I mentioned that I've recently read:
Both books are about people with Asperger's and how they relate to their partners, but their respective messages are strikingly different.

In 22 Things, Rudy Simone is saying (my summary): "We are women with Asperger's. We have sensory issues, social issues, anxiety, and we're prone to meltdowns. Here's how you can support us and compensate for our shortcomings. Our condition is to be embraced, not challenged. If you don't accept us unconditionally, we will burn bridges with you, and never look back."

In The Journal of Best Practices, David Finch is saying (my summary): "I'm married to the most amazing neurotypical woman ever. When I was diagnosed with Asperger's, it explained why our relationship had deteriorated so badly. In the two years that followed, I've done all the things I describe in this book to improve myself as a father and husband. It remains a permanent challenge, but I've learned to cope with my condition, and have become a better partner in the process."

In 22 Things, Rudy Simone takes it for granted that the aspergirl's partner will adapt. But in The Journal of Best Practices, it is the man with Asperger's who takes on the entire burden of coping with his condition, so that he could be worthy of his amazing neurotypical partner, who is perfect as-is.

Hmm, hmm, hmm, hmm.

Imagine how a book like David Finch's would come across if it was instead written by a woman with Asperger's who keeps talking about how amazing her neurotypical husband is, and how she's been bending over backwards for the past two years, obsessively trying to cope with her condition, so that she could fill the stereotypical role of being a good wife and a good mother for their children. And now she can finally kinda do it, yay!

Now imagine how a book like Rudy Simone's would come across if it was instead written by a man with Asperger's who argues matter-of-factly that the traits of "asperguys" are different - as opposed to bad - and should be accepted at face value.
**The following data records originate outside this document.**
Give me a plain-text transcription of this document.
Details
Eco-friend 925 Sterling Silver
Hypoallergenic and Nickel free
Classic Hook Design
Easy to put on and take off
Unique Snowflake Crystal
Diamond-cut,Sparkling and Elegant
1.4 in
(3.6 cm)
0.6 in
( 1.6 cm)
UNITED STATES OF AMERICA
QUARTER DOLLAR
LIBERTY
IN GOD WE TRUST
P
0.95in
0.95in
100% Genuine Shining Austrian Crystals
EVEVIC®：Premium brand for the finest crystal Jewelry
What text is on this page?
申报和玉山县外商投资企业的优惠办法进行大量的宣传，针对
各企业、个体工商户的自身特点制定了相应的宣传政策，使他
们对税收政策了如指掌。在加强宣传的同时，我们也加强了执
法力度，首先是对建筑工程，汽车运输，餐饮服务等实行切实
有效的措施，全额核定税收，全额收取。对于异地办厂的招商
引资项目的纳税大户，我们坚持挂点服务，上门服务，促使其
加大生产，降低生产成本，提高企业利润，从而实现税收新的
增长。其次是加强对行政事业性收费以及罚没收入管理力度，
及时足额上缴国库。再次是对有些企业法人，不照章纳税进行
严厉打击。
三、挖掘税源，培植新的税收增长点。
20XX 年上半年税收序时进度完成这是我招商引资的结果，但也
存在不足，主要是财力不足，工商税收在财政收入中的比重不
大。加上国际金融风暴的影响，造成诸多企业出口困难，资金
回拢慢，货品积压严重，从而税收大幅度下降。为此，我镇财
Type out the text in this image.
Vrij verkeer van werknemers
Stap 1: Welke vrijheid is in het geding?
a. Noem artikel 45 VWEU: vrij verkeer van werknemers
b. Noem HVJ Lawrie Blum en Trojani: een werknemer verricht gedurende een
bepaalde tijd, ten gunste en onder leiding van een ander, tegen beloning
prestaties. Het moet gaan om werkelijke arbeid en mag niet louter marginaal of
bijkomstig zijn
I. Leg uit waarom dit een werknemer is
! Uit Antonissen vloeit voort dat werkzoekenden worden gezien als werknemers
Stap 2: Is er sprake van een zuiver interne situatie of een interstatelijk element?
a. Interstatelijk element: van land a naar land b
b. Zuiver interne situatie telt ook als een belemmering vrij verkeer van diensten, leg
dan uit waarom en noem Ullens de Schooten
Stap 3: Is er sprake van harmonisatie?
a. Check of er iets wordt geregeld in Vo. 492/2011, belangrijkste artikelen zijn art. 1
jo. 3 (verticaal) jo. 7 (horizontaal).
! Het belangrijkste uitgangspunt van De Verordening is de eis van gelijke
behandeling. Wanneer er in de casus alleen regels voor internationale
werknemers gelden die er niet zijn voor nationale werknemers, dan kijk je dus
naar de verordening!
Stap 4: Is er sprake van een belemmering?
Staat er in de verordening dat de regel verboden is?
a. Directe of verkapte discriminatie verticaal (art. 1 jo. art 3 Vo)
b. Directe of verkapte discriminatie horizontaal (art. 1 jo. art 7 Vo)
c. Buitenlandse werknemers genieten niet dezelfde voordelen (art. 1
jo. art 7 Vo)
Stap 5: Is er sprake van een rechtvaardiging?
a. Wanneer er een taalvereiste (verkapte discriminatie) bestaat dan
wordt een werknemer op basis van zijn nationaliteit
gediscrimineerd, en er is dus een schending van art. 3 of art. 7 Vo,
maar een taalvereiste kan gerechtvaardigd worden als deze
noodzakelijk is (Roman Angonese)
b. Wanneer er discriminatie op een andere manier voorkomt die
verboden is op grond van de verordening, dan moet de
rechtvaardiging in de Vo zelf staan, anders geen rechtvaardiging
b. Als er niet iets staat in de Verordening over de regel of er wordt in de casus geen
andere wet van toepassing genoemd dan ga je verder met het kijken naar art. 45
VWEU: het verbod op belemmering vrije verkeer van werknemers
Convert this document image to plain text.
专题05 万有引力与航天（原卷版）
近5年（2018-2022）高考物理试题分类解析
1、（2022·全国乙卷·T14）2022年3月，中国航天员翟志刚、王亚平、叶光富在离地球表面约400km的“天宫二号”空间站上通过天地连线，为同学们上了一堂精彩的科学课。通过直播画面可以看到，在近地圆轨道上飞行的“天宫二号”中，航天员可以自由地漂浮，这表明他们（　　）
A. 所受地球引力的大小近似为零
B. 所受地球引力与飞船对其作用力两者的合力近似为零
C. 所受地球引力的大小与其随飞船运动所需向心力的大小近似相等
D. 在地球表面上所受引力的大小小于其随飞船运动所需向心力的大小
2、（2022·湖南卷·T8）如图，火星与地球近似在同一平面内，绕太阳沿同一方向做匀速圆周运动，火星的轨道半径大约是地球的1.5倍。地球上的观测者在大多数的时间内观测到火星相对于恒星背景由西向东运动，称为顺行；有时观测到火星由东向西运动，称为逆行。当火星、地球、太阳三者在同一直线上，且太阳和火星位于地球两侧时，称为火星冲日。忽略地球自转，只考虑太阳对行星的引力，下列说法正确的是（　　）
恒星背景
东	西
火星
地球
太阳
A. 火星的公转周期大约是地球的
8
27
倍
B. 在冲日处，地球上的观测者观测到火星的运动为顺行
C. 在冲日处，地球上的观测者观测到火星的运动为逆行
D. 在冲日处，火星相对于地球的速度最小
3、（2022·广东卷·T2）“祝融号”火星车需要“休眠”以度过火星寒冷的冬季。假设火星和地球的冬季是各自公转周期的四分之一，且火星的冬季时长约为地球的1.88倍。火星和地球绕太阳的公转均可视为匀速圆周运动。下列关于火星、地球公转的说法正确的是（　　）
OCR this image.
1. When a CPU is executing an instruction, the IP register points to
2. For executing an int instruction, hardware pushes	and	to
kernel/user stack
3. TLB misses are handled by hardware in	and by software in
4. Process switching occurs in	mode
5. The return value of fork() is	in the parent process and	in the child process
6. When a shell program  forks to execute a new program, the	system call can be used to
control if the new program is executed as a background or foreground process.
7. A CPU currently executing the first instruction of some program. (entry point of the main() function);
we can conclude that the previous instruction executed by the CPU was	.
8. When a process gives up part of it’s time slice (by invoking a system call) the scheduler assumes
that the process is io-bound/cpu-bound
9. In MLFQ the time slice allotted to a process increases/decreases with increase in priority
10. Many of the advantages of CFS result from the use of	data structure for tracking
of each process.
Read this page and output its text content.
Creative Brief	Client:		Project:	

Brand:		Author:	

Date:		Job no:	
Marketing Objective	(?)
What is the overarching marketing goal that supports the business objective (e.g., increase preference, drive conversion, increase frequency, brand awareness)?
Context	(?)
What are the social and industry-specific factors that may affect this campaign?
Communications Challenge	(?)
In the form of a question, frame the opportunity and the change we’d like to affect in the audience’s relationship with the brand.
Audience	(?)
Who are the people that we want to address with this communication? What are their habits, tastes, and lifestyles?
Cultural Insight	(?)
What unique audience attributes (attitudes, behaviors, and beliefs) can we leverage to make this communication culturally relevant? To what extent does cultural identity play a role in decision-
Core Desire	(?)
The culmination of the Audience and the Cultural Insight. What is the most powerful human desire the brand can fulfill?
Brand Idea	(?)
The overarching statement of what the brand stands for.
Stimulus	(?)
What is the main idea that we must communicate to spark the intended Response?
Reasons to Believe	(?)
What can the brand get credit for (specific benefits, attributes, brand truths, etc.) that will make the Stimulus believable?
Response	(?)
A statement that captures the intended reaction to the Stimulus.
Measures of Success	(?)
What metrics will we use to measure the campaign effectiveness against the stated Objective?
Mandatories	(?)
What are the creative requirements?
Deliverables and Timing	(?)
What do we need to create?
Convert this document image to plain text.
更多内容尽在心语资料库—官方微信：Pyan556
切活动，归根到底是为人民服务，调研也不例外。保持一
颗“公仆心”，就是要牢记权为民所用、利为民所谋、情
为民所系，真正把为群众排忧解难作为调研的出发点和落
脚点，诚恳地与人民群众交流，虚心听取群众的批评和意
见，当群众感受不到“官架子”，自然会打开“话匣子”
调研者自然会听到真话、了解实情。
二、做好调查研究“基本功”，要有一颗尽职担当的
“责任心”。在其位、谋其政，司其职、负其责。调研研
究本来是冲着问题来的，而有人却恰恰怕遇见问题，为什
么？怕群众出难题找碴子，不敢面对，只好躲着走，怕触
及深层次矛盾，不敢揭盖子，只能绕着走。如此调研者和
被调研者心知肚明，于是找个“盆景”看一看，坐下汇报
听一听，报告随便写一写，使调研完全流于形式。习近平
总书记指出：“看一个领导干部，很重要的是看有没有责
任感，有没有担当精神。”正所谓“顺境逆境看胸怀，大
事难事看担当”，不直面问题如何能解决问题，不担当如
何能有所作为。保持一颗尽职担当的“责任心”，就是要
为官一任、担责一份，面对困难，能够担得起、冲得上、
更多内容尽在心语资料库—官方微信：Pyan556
He provides useful tips on how a woman who wants to be with an asperguy can support him and compensate for his shortcomings. His aspergerness is to be cherished and embraced. If a woman doesn't, she can fully expect him to burn bridges with her, and never look back.

Sadly, both books exaggerate in a way that's eerily consistent with the gender biases of our era.

A proper balance is of course in the middle. An aspergirl ought to work on her coping strategies, and can achieve significant improvement, just like David Finch in Best Practices. But she does need to be supported and understood. On the other hand, a guy with Asperger's should not assume that he's worth less, and that the entire burden of adapting ought to be on him. He does need to adapt, but he also needs support and understanding.